Why the Boom in Online Credit Recovery Courses May Be Hurting Students

Why the Boom in Online Credit Recovery Courses May Be Hurting Students

May 25, 2017

DIPLOMA FACTORIES: Ninety percent of schools rely on some form of online credit recovery, which offer alternatives to a full-semester course for students who have failed to pass a class required to graduate. With graduation rates explicitly tied to high-stake accountability measures, these courses are often the easiest—and cheapest—option to making sure students can walk the stage. They get the diploma, and schools get an increase in funding. A win-win, right?

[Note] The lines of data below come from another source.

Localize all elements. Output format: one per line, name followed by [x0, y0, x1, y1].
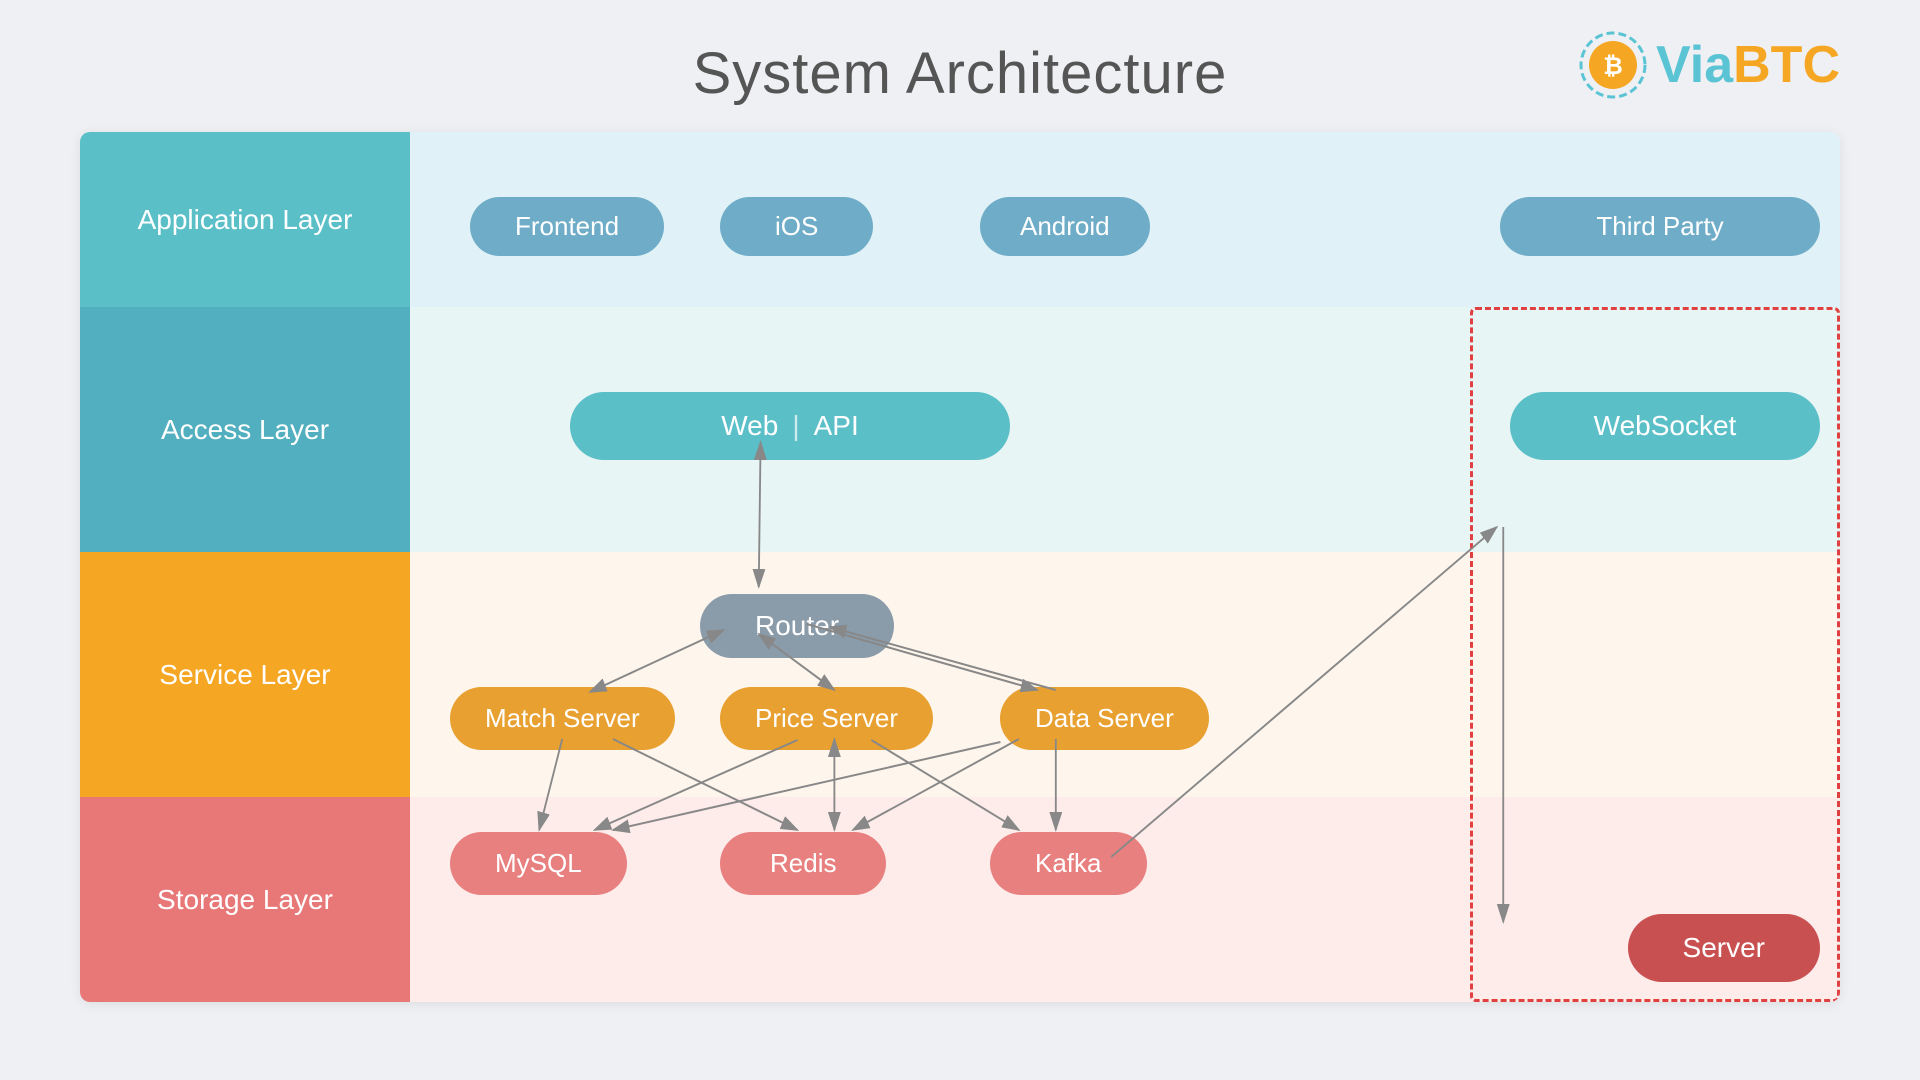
- web-api-pill: Web | API: [570, 392, 1010, 460]
- storage-row-bg: [410, 797, 1840, 1002]
- logo-text: ViaBTC: [1656, 35, 1840, 95]
- frontend-pill: Frontend: [470, 197, 664, 256]
- kafka-pill: Kafka: [990, 832, 1147, 895]
- ios-pill: iOS: [720, 197, 873, 256]
- service-row-bg: [410, 552, 1840, 797]
- logo-via: Via: [1656, 36, 1733, 94]
- websocket-pill: WebSocket: [1510, 392, 1820, 460]
- match-server-pill: Match Server: [450, 687, 675, 750]
- server-pill: Server: [1628, 914, 1820, 982]
- mysql-pill: MySQL: [450, 832, 627, 895]
- price-server-pill: Price Server: [720, 687, 933, 750]
- svg-text:₿: ₿: [1603, 53, 1623, 80]
- logo-btc: BTC: [1733, 36, 1840, 94]
- application-layer-label: Application Layer: [80, 132, 410, 307]
- page-container: System Architecture ₿ ViaBTC Application…: [0, 0, 1920, 1080]
- bitcoin-logo-icon: ₿: [1578, 30, 1648, 100]
- diagram-content: Frontend iOS Android Third Party Web | A…: [410, 132, 1840, 1002]
- third-party-pill: Third Party: [1500, 197, 1820, 256]
- page-title: System Architecture: [693, 40, 1228, 107]
- storage-layer-label: Storage Layer: [80, 797, 410, 1002]
- header: System Architecture ₿ ViaBTC: [0, 0, 1920, 127]
- logo-area: ₿ ViaBTC: [1578, 30, 1840, 100]
- access-layer-label: Access Layer: [80, 307, 410, 552]
- service-layer-label: Service Layer: [80, 552, 410, 797]
- router-pill: Router: [700, 594, 894, 658]
- android-pill: Android: [980, 197, 1150, 256]
- redis-pill: Redis: [720, 832, 886, 895]
- data-server-pill: Data Server: [1000, 687, 1209, 750]
- labels-column: Application Layer Access Layer Service L…: [80, 132, 410, 1002]
- architecture-diagram: Application Layer Access Layer Service L…: [80, 132, 1840, 1002]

Maybe not. In an article posted on Slate this week, author Zoë Kirsch contemplates the quality of these online programs and how their proliferation is changing the value of high school diplomas. It turns out online credit recovery courses might not substitute for traditional classroom instruction, something many K-12 educators cite concerns over. “They’ve created a second-class credit,” Jeremy Noonan, a former teacher, says of the technology.

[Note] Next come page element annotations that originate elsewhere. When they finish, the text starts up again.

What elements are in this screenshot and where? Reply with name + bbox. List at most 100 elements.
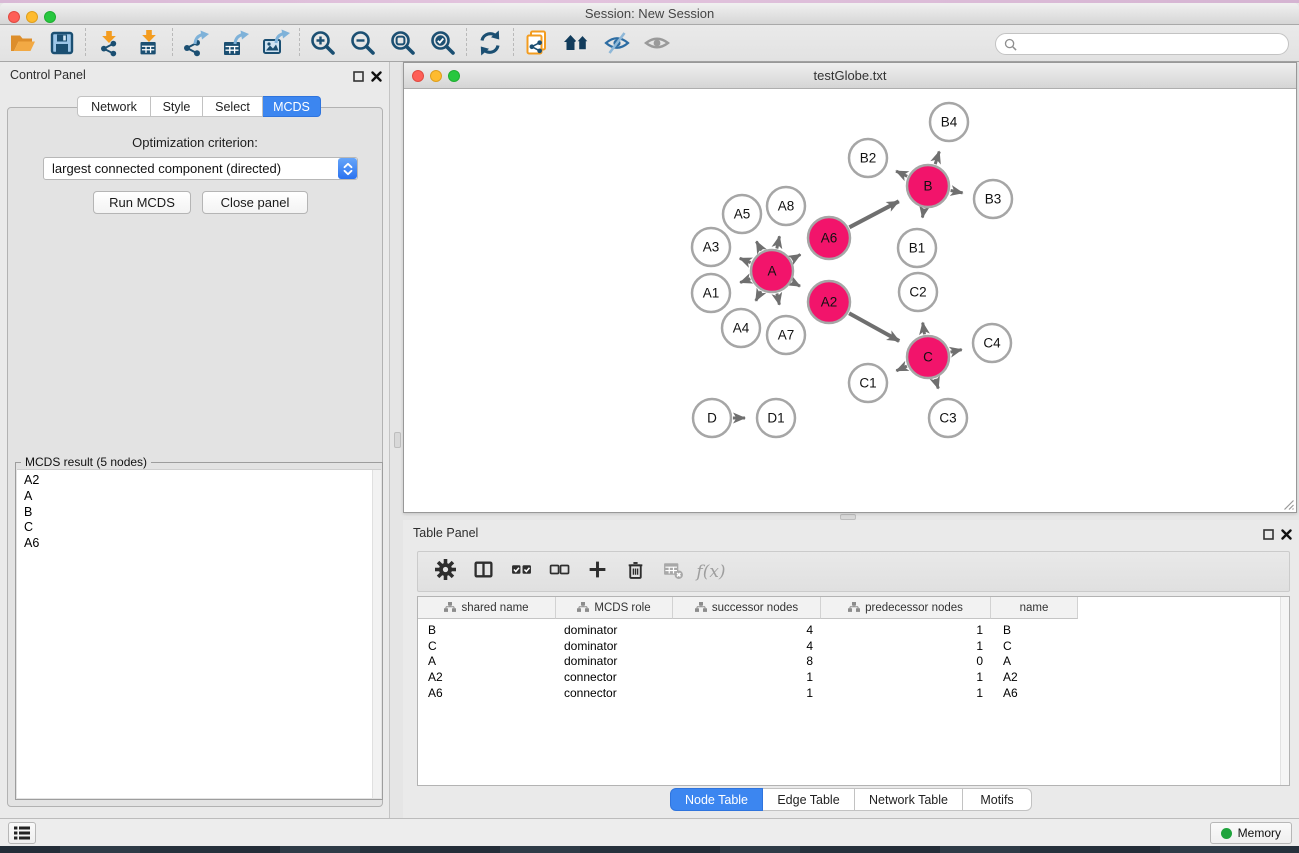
graph-node-B4[interactable]: B4 xyxy=(930,103,968,141)
table-close-panel-icon[interactable] xyxy=(1280,528,1293,541)
cell-predecessor-nodes[interactable]: 1 xyxy=(821,670,991,684)
graph-edge-C-C4[interactable] xyxy=(951,350,962,353)
delete-column-button[interactable] xyxy=(616,555,654,589)
table-options-gear-button[interactable] xyxy=(426,555,464,589)
cell-shared-name[interactable]: C xyxy=(418,639,556,653)
table-row[interactable]: Bdominator41B xyxy=(418,622,1289,638)
close-panel-button[interactable]: Close panel xyxy=(202,191,308,214)
mcds-result-item[interactable]: A2 xyxy=(17,473,381,489)
new-network-from-selection-button[interactable] xyxy=(517,27,557,59)
graph-edge-A-A1[interactable] xyxy=(740,279,750,283)
graph-node-B2[interactable]: B2 xyxy=(849,139,887,177)
table-row[interactable]: Adominator80A xyxy=(418,654,1289,670)
graph-node-A3[interactable]: A3 xyxy=(692,228,730,266)
graph-edge-B-B3[interactable] xyxy=(951,191,963,193)
cell-predecessor-nodes[interactable]: 1 xyxy=(821,639,991,653)
apply-layout-button[interactable] xyxy=(470,27,510,59)
table-row[interactable]: A2connector11A2 xyxy=(418,669,1289,685)
graph-node-A5[interactable]: A5 xyxy=(723,195,761,233)
graph-edge-B-B1[interactable] xyxy=(922,209,924,218)
table-row[interactable]: A6connector11A6 xyxy=(418,685,1289,701)
graph-node-A4[interactable]: A4 xyxy=(722,309,760,347)
cell-shared-name[interactable]: A2 xyxy=(418,670,556,684)
graph-node-D[interactable]: D xyxy=(693,399,731,437)
save-session-button[interactable] xyxy=(42,27,82,59)
create-column-button[interactable] xyxy=(578,555,616,589)
resize-grip-icon[interactable] xyxy=(1281,497,1295,511)
cell-shared-name[interactable]: A xyxy=(418,654,556,668)
cell-successor-nodes[interactable]: 8 xyxy=(673,654,821,668)
mcds-result-item[interactable]: A xyxy=(17,489,381,505)
memory-button[interactable]: Memory xyxy=(1210,822,1292,844)
table-scrollbar[interactable] xyxy=(1280,597,1289,785)
cell-name[interactable]: A6 xyxy=(991,686,1078,700)
cell-successor-nodes[interactable]: 4 xyxy=(673,623,821,637)
column-header-shared-name[interactable]: shared name xyxy=(418,597,556,619)
graph-node-C1[interactable]: C1 xyxy=(849,364,887,402)
table-tab-motifs[interactable]: Motifs xyxy=(963,788,1032,811)
graph-edge-C-C1[interactable] xyxy=(896,366,907,371)
graph-node-D1[interactable]: D1 xyxy=(757,399,795,437)
mcds-result-item[interactable]: B xyxy=(17,505,381,521)
graph-node-C3[interactable]: C3 xyxy=(929,399,967,437)
export-table-button[interactable] xyxy=(216,27,256,59)
graph-edge-A-A6[interactable] xyxy=(792,255,801,260)
run-mcds-button[interactable]: Run MCDS xyxy=(93,191,191,214)
first-neighbors-button[interactable] xyxy=(557,27,597,59)
vertical-splitter-grip[interactable] xyxy=(394,432,401,448)
open-file-button[interactable] xyxy=(2,27,42,59)
graph-edge-A6-B[interactable] xyxy=(849,201,898,227)
mcds-list-scrollbar[interactable] xyxy=(372,470,381,798)
tab-style[interactable]: Style xyxy=(151,96,203,117)
graph-edge-B-B2[interactable] xyxy=(896,171,907,176)
criterion-dropdown[interactable]: largest connected component (directed) xyxy=(43,157,358,180)
graph-node-A2[interactable]: A2 xyxy=(808,281,850,323)
graph-edge-A2-C[interactable] xyxy=(849,313,899,341)
cell-name[interactable]: A xyxy=(991,654,1078,668)
graph-node-B[interactable]: B xyxy=(907,165,949,207)
zoom-selected-button[interactable] xyxy=(423,27,463,59)
close-panel-icon[interactable] xyxy=(370,70,383,83)
search-input[interactable] xyxy=(1022,35,1278,53)
export-image-button[interactable] xyxy=(256,27,296,59)
graph-node-A8[interactable]: A8 xyxy=(767,187,805,225)
column-header-predecessor-nodes[interactable]: predecessor nodes xyxy=(821,597,991,619)
graph-edge-C-C2[interactable] xyxy=(923,323,925,335)
graph-node-B3[interactable]: B3 xyxy=(974,180,1012,218)
graph-node-A1[interactable]: A1 xyxy=(692,274,730,312)
graph-edge-A-A2[interactable] xyxy=(792,282,800,286)
table-float-panel-icon[interactable] xyxy=(1262,528,1275,541)
tab-mcds[interactable]: MCDS xyxy=(263,96,321,117)
graph-edge-A-A5[interactable] xyxy=(756,241,761,250)
import-network-button[interactable] xyxy=(89,27,129,59)
mcds-result-item[interactable]: C xyxy=(17,520,381,536)
cell-successor-nodes[interactable]: 1 xyxy=(673,670,821,684)
hide-selected-button[interactable] xyxy=(597,27,637,59)
show-columns-button[interactable] xyxy=(464,555,502,589)
table-row[interactable]: Cdominator41C xyxy=(418,638,1289,654)
cell-predecessor-nodes[interactable]: 0 xyxy=(821,654,991,668)
graph-node-A6[interactable]: A6 xyxy=(808,217,850,259)
graph-node-C4[interactable]: C4 xyxy=(973,324,1011,362)
tab-network[interactable]: Network xyxy=(77,96,151,117)
zoom-fit-button[interactable] xyxy=(383,27,423,59)
tab-select[interactable]: Select xyxy=(203,96,263,117)
zoom-out-button[interactable] xyxy=(343,27,383,59)
cell-mcds-role[interactable]: connector xyxy=(556,670,673,684)
column-header-successor-nodes[interactable]: successor nodes xyxy=(673,597,821,619)
mcds-result-item[interactable]: A6 xyxy=(17,536,381,552)
cell-mcds-role[interactable]: dominator xyxy=(556,639,673,653)
cell-name[interactable]: B xyxy=(991,623,1078,637)
float-panel-icon[interactable] xyxy=(352,70,365,83)
graph-node-C2[interactable]: C2 xyxy=(899,273,937,311)
graph-node-C[interactable]: C xyxy=(907,336,949,378)
table-tab-edge-table[interactable]: Edge Table xyxy=(763,788,855,811)
graph-edge-B-B4[interactable] xyxy=(935,152,939,165)
column-header-name[interactable]: name xyxy=(991,597,1078,619)
graph-edge-A-A4[interactable] xyxy=(756,291,761,301)
graph-node-B1[interactable]: B1 xyxy=(898,229,936,267)
graph-edge-A-A7[interactable] xyxy=(777,294,780,305)
task-history-button[interactable] xyxy=(8,822,36,844)
cell-successor-nodes[interactable]: 1 xyxy=(673,686,821,700)
cell-mcds-role[interactable]: dominator xyxy=(556,654,673,668)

In the credit recovery programs, students already struggling to succeed are put behind a screen a screen and told to self-direct their own learning. While the article suggests this may work for some students—offering autonomy and the ability to self-pace—for others it has resulted in a lack of motivation, a spike in cheating, and a decrease in academic proficiency.

High school teacher Sabrina Anfossi Kareem says in the piece: “Kids who need the most engagement in learning are in a weird virtual reality that confirms learning is something to hate.”